Shusterman also shows, especially in the second book, how the culture has become highly sacrificial, with unwinding having become a way of life. The political advertising media pushes unwinding by encouraging a sense of entitlement not only to a new hand if the old is cut off, but of better, more athletic and better-looking body parts and a “brain-weave” to make one smarter. In Unwholly, a Frankenstein-like experiment has resulted in the creation of a “new” person out of unwound body parts. Sacrifice has created a sacrificial youth. Sacrifice of others has become an end in itself.

Abortion is a topic that many people have very strong opinions about. Even when one’s opinion is mixed, each part of the mix is powerful. The hazard of navigating such a severe debate is that of being so passionately sensitive to one potential victim as to harden one’s heart to others. The Judgment of Solomon and this series of novels is a solemn warning of the dangers of losing ourselves so deeply in conflict that we do not see the victims we create.  A violent situation such as the sacrificial system depicted here adds the problem of how to break the system without violence that creates more sacrificial victims. This growing problem is something Shusterman will be exploring in the subsequent volumes of the series.

A City Consumed with Buying and Selling

guesthouse1“If there was just one person who could show everyone there is another way. . . . If someone stood up in the middle of the city, with everyone watching, and did something that brought them nothing in return, and happiness to others . . . it might start something that couldn’t be stopped.”

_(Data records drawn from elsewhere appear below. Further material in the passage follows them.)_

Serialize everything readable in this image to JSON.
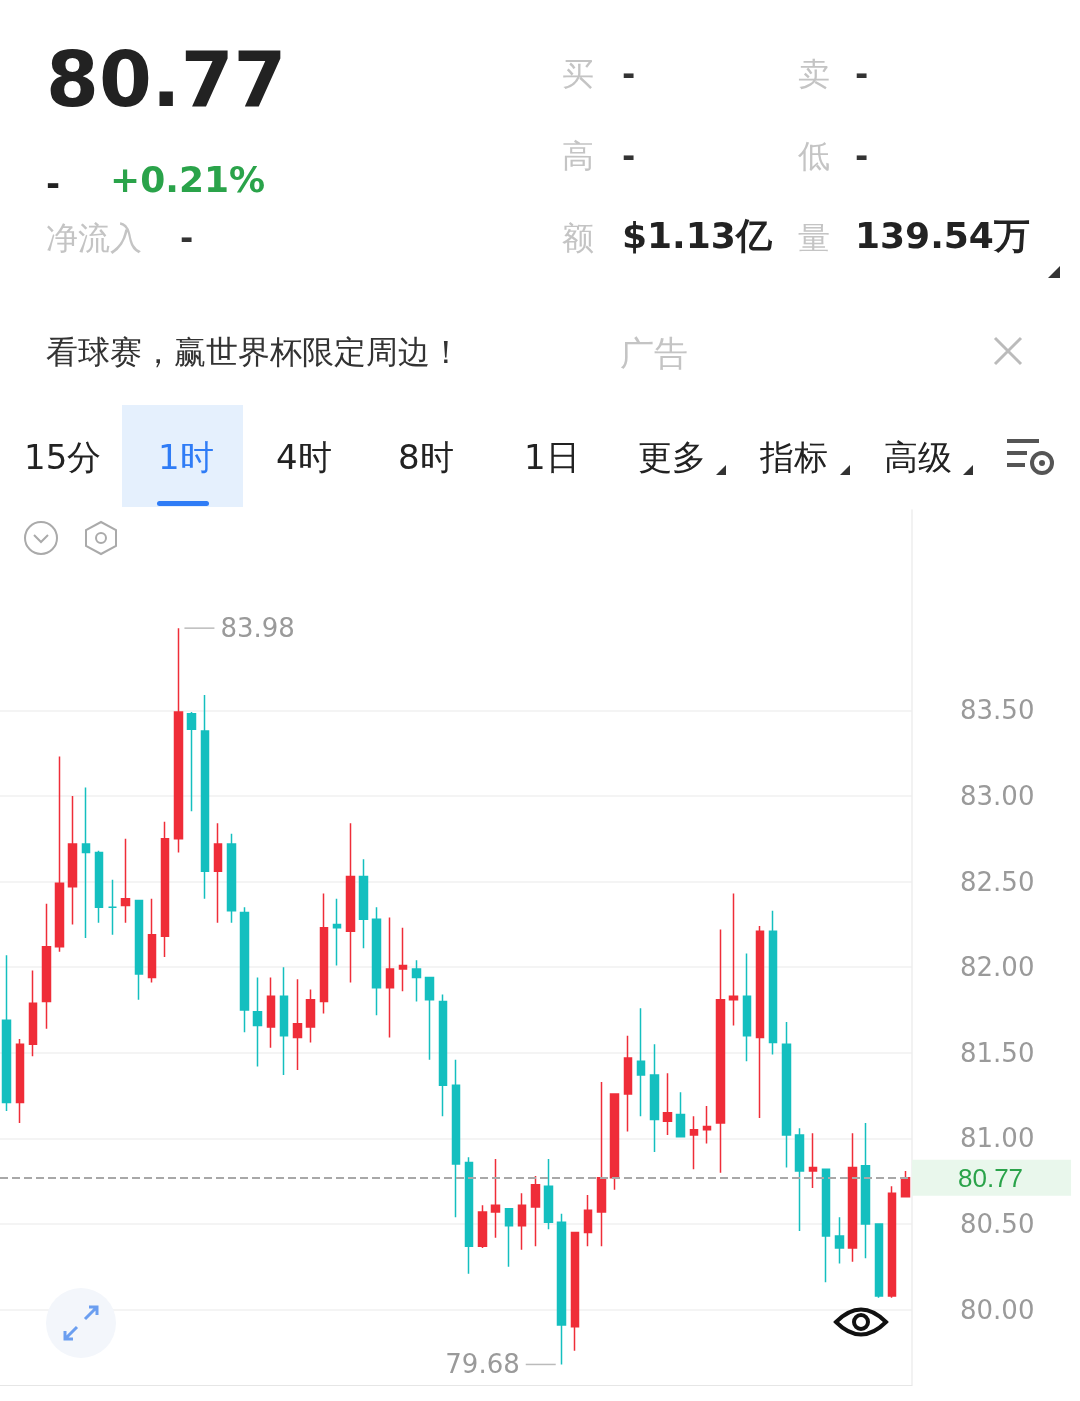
{
  "chart_data": {
    "type": "candlestick",
    "annotations": [
      "80.77",
      "-",
      "+0.21%",
      "净流入",
      "-",
      "买",
      "-",
      "卖",
      "-",
      "高",
      "-",
      "低",
      "-",
      "额",
      "$1.13亿",
      "量",
      "139.54万",
      "看球赛，赢世界杯限定周边！",
      "广告",
      "15分",
      "1时",
      "4时",
      "8时",
      "1日",
      "更多",
      "指标",
      "高级",
      "83.98",
      "79.68"
    ],
    "categories": [
      null,
      null,
      null,
      null,
      null,
      null,
      null,
      null,
      null,
      null,
      null,
      null,
      null,
      null,
      null,
      null,
      null,
      null,
      null,
      null,
      null,
      null,
      null,
      null,
      null,
      null,
      null,
      null,
      null,
      null,
      null,
      null,
      null,
      null,
      null,
      null,
      null,
      null,
      null,
      null,
      null,
      null,
      null,
      null,
      null,
      null,
      null,
      null,
      null,
      null,
      null,
      null,
      null,
      null,
      null,
      null,
      null,
      null,
      null,
      null,
      null,
      null,
      null,
      null,
      null,
      null,
      null,
      null,
      null
    ],
    "ohlc": [
      [
        81.69,
        82.07,
        81.16,
        81.21
      ],
      [
        81.21,
        81.58,
        81.09,
        81.55
      ],
      [
        81.55,
        81.98,
        81.48,
        81.79
      ],
      [
        81.8,
        82.37,
        81.64,
        82.12
      ],
      [
        82.12,
        83.23,
        82.09,
        82.49
      ],
      [
        82.47,
        83.0,
        82.25,
        82.72
      ],
      [
        82.72,
        83.05,
        82.17,
        82.67
      ],
      [
        82.67,
        82.68,
        82.26,
        82.35
      ],
      [
        82.35,
        82.51,
        82.19,
        82.35
      ],
      [
        82.36,
        82.75,
        82.26,
        82.4
      ],
      [
        82.39,
        82.39,
        81.81,
        81.96
      ],
      [
        81.94,
        82.4,
        81.91,
        82.19
      ],
      [
        82.18,
        82.85,
        82.06,
        82.75
      ],
      [
        82.75,
        83.98,
        82.67,
        83.49
      ],
      [
        83.48,
        83.49,
        82.91,
        83.39
      ],
      [
        83.38,
        83.59,
        82.4,
        82.56
      ],
      [
        82.56,
        82.84,
        82.26,
        82.72
      ],
      [
        82.72,
        82.78,
        82.26,
        82.33
      ],
      [
        82.32,
        82.35,
        81.62,
        81.75
      ],
      [
        81.74,
        81.94,
        81.42,
        81.66
      ],
      [
        81.65,
        81.94,
        81.53,
        81.83
      ],
      [
        81.83,
        82.0,
        81.37,
        81.6
      ],
      [
        81.59,
        81.93,
        81.4,
        81.67
      ],
      [
        81.65,
        81.87,
        81.56,
        81.81
      ],
      [
        81.8,
        82.43,
        81.73,
        82.23
      ],
      [
        82.25,
        82.4,
        82.01,
        82.23
      ],
      [
        82.21,
        82.84,
        81.91,
        82.53
      ],
      [
        82.53,
        82.63,
        82.11,
        82.28
      ],
      [
        82.28,
        82.35,
        81.72,
        81.88
      ],
      [
        81.88,
        82.29,
        81.59,
        81.99
      ],
      [
        81.99,
        82.23,
        81.86,
        82.01
      ],
      [
        81.99,
        82.04,
        81.8,
        81.94
      ],
      [
        81.94,
        81.94,
        81.46,
        81.81
      ],
      [
        81.8,
        81.84,
        81.13,
        81.31
      ],
      [
        81.31,
        81.46,
        80.54,
        80.85
      ],
      [
        80.86,
        80.89,
        80.21,
        80.37
      ],
      [
        80.37,
        80.61,
        80.36,
        80.57
      ],
      [
        80.57,
        80.88,
        80.42,
        80.61
      ],
      [
        80.59,
        80.59,
        80.25,
        80.49
      ],
      [
        80.49,
        80.68,
        80.35,
        80.61
      ],
      [
        80.6,
        80.78,
        80.37,
        80.73
      ],
      [
        80.72,
        80.88,
        80.47,
        80.51
      ],
      [
        80.51,
        80.56,
        79.68,
        79.91
      ],
      [
        79.9,
        80.45,
        79.76,
        80.45
      ],
      [
        80.45,
        80.67,
        80.37,
        80.58
      ],
      [
        80.57,
        81.33,
        80.37,
        80.77
      ],
      [
        80.77,
        81.26,
        80.7,
        81.26
      ],
      [
        81.26,
        81.6,
        81.04,
        81.47
      ],
      [
        81.45,
        81.76,
        81.13,
        81.37
      ],
      [
        81.37,
        81.55,
        80.92,
        81.11
      ],
      [
        81.1,
        81.38,
        81.02,
        81.15
      ],
      [
        81.14,
        81.27,
        81.01,
        81.01
      ],
      [
        81.02,
        81.13,
        80.82,
        81.05
      ],
      [
        81.05,
        81.19,
        80.97,
        81.07
      ],
      [
        81.09,
        82.22,
        80.8,
        81.81
      ],
      [
        81.81,
        82.43,
        81.66,
        81.83
      ],
      [
        81.83,
        82.08,
        81.45,
        81.6
      ],
      [
        81.59,
        82.24,
        81.12,
        82.21
      ],
      [
        82.21,
        82.33,
        81.49,
        81.56
      ],
      [
        81.55,
        81.68,
        80.83,
        81.02
      ],
      [
        81.02,
        81.06,
        80.46,
        80.81
      ],
      [
        80.81,
        81.03,
        80.71,
        80.83
      ],
      [
        80.82,
        80.82,
        80.16,
        80.43
      ],
      [
        80.43,
        80.54,
        80.27,
        80.36
      ],
      [
        80.36,
        81.03,
        80.28,
        80.83
      ],
      [
        80.84,
        81.09,
        80.3,
        80.5
      ],
      [
        80.5,
        80.5,
        80.07,
        80.08
      ],
      [
        80.08,
        80.72,
        80.07,
        80.68
      ],
      [
        80.66,
        80.81,
        80.66,
        80.77
      ]
    ],
    "colors": [
      "#14bfbf",
      "#ef2d38",
      "#ef2d38",
      "#ef2d38",
      "#ef2d38",
      "#ef2d38",
      "#14bfbf",
      "#14bfbf",
      "#14bfbf",
      "#ef2d38",
      "#14bfbf",
      "#ef2d38",
      "#ef2d38",
      "#ef2d38",
      "#14bfbf",
      "#14bfbf",
      "#ef2d38",
      "#14bfbf",
      "#14bfbf",
      "#14bfbf",
      "#ef2d38",
      "#14bfbf",
      "#ef2d38",
      "#ef2d38",
      "#ef2d38",
      "#14bfbf",
      "#ef2d38",
      "#14bfbf",
      "#14bfbf",
      "#ef2d38",
      "#ef2d38",
      "#14bfbf",
      "#14bfbf",
      "#14bfbf",
      "#14bfbf",
      "#14bfbf",
      "#ef2d38",
      "#ef2d38",
      "#14bfbf",
      "#ef2d38",
      "#ef2d38",
      "#14bfbf",
      "#14bfbf",
      "#ef2d38",
      "#ef2d38",
      "#ef2d38",
      "#ef2d38",
      "#ef2d38",
      "#14bfbf",
      "#14bfbf",
      "#ef2d38",
      "#14bfbf",
      "#ef2d38",
      "#ef2d38",
      "#ef2d38",
      "#ef2d38",
      "#14bfbf",
      "#ef2d38",
      "#14bfbf",
      "#14bfbf",
      "#14bfbf",
      "#ef2d38",
      "#14bfbf",
      "#14bfbf",
      "#ef2d38",
      "#14bfbf",
      "#14bfbf",
      "#ef2d38",
      "#ef2d38"
    ],
    "ylim": [
      79.56,
      84.67
    ],
    "yticks": [
      {
        "value": 80,
        "label": "80.00"
      },
      {
        "value": 80.5,
        "label": "80.50"
      },
      {
        "value": 81,
        "label": "81.00"
      },
      {
        "value": 81.5,
        "label": "81.50"
      },
      {
        "value": 82,
        "label": "82.00"
      },
      {
        "value": 82.5,
        "label": "82.50"
      },
      {
        "value": 83,
        "label": "83.00"
      },
      {
        "value": 83.5,
        "label": "83.50"
      }
    ],
    "ref_lines": [
      {
        "axis": "y",
        "value": 80.77,
        "label": "80.77",
        "color": "#a8a8a8",
        "line_style": "dashed"
      }
    ],
    "grid": "y",
    "tick_labels": "y"
  }
}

These words are spoken by a 13-year-old girl in The Midnight Charter, the first volume of the Agora Trilogy by David Whitley. These words are a powerful statement of a positive use of mimetic desire (see Human See, Human Want). Lilly says these words in a city called Agora (Greek for market), a city where everything and everybody is bought and sold and all receipts are stored in the city bureaucracy. Even emotions can be bought and sold thanks to a strange technology developed for the purpose. A sort of capitalism gone mad. This shows how deep competitive mimetic desire can be, as René Girard demonstrates. (See Violence and the Kingdom of God.)

While Lilly starts to put her idea into practice by starting an almshouse, something unprecedented in the city, her friend Mark is consumed by a mimetic process that puts him at the pinnacle of the society while too young (thirteen) to realize how delusionary it was until it was too late. (See Ignominious Glory, Glorious Ignominy.)

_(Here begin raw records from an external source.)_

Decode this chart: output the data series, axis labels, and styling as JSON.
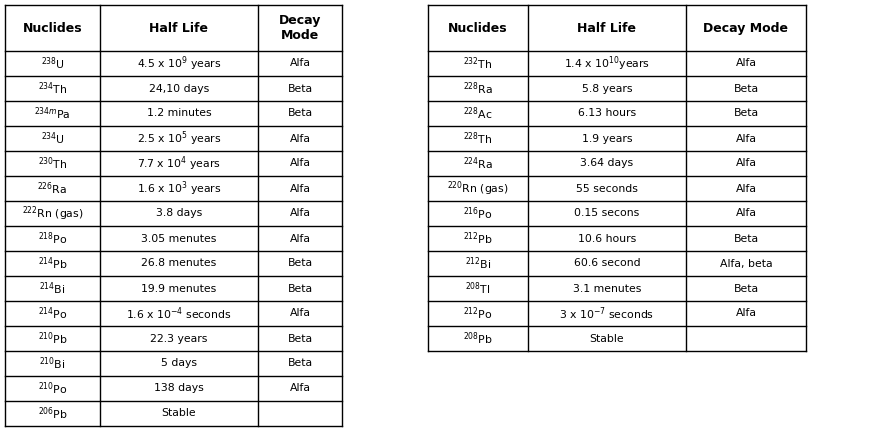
{
  "left_table": {
    "headers": [
      "Nuclides",
      "Half Life",
      "Decay\nMode"
    ],
    "rows": [
      [
        "$^{238}$U",
        "4.5 x 10$^{9}$ years",
        "Alfa"
      ],
      [
        "$^{234}$Th",
        "24,10 days",
        "Beta"
      ],
      [
        "$^{234m}$Pa",
        "1.2 minutes",
        "Beta"
      ],
      [
        "$^{234}$U",
        "2.5 x 10$^{5}$ years",
        "Alfa"
      ],
      [
        "$^{230}$Th",
        "7.7 x 10$^{4}$ years",
        "Alfa"
      ],
      [
        "$^{226}$Ra",
        "1.6 x 10$^{3}$ years",
        "Alfa"
      ],
      [
        "$^{222}$Rn (gas)",
        "3.8 days",
        "Alfa"
      ],
      [
        "$^{218}$Po",
        "3.05 menutes",
        "Alfa"
      ],
      [
        "$^{214}$Pb",
        "26.8 menutes",
        "Beta"
      ],
      [
        "$^{214}$Bi",
        "19.9 menutes",
        "Beta"
      ],
      [
        "$^{214}$Po",
        "1.6 x 10$^{-4}$ seconds",
        "Alfa"
      ],
      [
        "$^{210}$Pb",
        "22.3 years",
        "Beta"
      ],
      [
        "$^{210}$Bi",
        "5 days",
        "Beta"
      ],
      [
        "$^{210}$Po",
        "138 days",
        "Alfa"
      ],
      [
        "$^{206}$Pb",
        "Stable",
        ""
      ]
    ]
  },
  "right_table": {
    "headers": [
      "Nuclides",
      "Half Life",
      "Decay Mode"
    ],
    "rows": [
      [
        "$^{232}$Th",
        "1.4 x 10$^{10}$years",
        "Alfa"
      ],
      [
        "$^{228}$Ra",
        "5.8 years",
        "Beta"
      ],
      [
        "$^{228}$Ac",
        "6.13 hours",
        "Beta"
      ],
      [
        "$^{228}$Th",
        "1.9 years",
        "Alfa"
      ],
      [
        "$^{224}$Ra",
        "3.64 days",
        "Alfa"
      ],
      [
        "$^{220}$Rn (gas)",
        "55 seconds",
        "Alfa"
      ],
      [
        "$^{216}$Po",
        "0.15 secons",
        "Alfa"
      ],
      [
        "$^{212}$Pb",
        "10.6 hours",
        "Beta"
      ],
      [
        "$^{212}$Bi",
        "60.6 second",
        "Alfa, beta"
      ],
      [
        "$^{208}$Tl",
        "3.1 menutes",
        "Beta"
      ],
      [
        "$^{212}$Po",
        "3 x 10$^{-7}$ seconds",
        "Alfa"
      ],
      [
        "$^{208}$Pb",
        "Stable",
        ""
      ]
    ]
  },
  "background_color": "#ffffff",
  "font_size": 7.8,
  "header_font_size": 9.0
}
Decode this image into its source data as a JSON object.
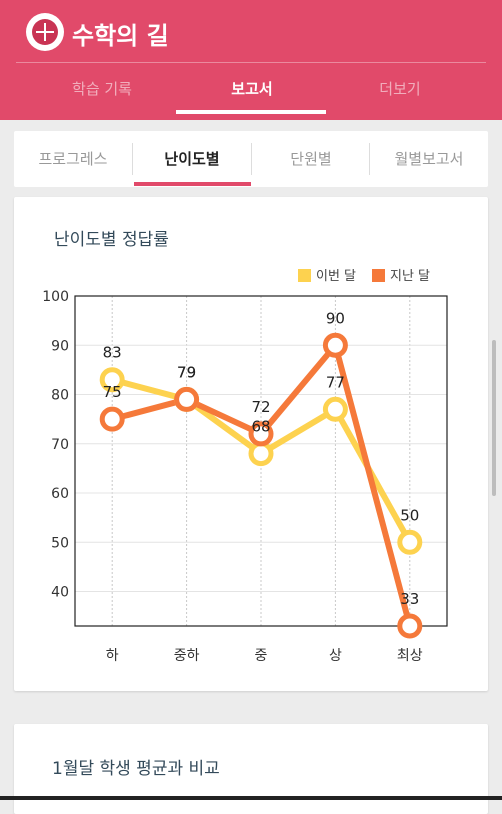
{
  "app": {
    "title": "수학의 길",
    "brand_color": "#e14a6a"
  },
  "top_tabs": [
    {
      "label": "학습 기록",
      "active": false
    },
    {
      "label": "보고서",
      "active": true
    },
    {
      "label": "더보기",
      "active": false
    }
  ],
  "sub_tabs": [
    {
      "label": "프로그레스",
      "active": false
    },
    {
      "label": "난이도별",
      "active": true
    },
    {
      "label": "단원별",
      "active": false
    },
    {
      "label": "월별보고서",
      "active": false
    }
  ],
  "card": {
    "title": "난이도별 정답률"
  },
  "card2": {
    "title": "1월달 학생 평균과 비교"
  },
  "chart_data": {
    "type": "line",
    "categories": [
      "하",
      "중하",
      "중",
      "상",
      "최상"
    ],
    "series": [
      {
        "name": "이번 달",
        "values": [
          83,
          79,
          68,
          77,
          50
        ],
        "color": "#fdd24f"
      },
      {
        "name": "지난 달",
        "values": [
          75,
          79,
          72,
          90,
          33
        ],
        "color": "#f5793a"
      }
    ],
    "ylim": [
      33,
      100
    ],
    "yticks": [
      40,
      50,
      60,
      70,
      80,
      90,
      100
    ],
    "legend_position": "top-right",
    "grid": true
  }
}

The fortunes of these two protagonists and the powerful social forces that surround them are explored with ever-increasing depth in the second and third books of the trilogy. In Children of the Lost, Lilly and Mark, suddenly thrust out of Agora, enter a wilderness where the subconscious (the “Nightmare”) engulfs the villagers who live there. Well, the emotions bought and sold in Agora have to go somewhere. The nightmare shows itself most strongly in an act of collective violence, the end result of the denial of mimetic desire. In the midst of all this, Mark begins to really learn how to be a caring human being.

The final volume Canticle of Whispers brings the trilogy to a stunning conclusion. Here, we meet another society, this one living underground, that turns out to be a collective puppet for the fragmented desires of those who live above them until they are freed by Lilly and Mark. The mimetic process started by Lilly in Agora continues in her absence because other people have imitated her desire to help others. One of the greatest strengths of the series is that many characters who seem fairly insignificant emerge in unexpected ways to have great significance, sometimes for ill, sometimes for good.

This trilogy shows us that here are Y/A novels out there that can instruct young readers and older seasoned readers as well, into the depths of mimetic desire. I strongly urge anyone working with youth to take notice.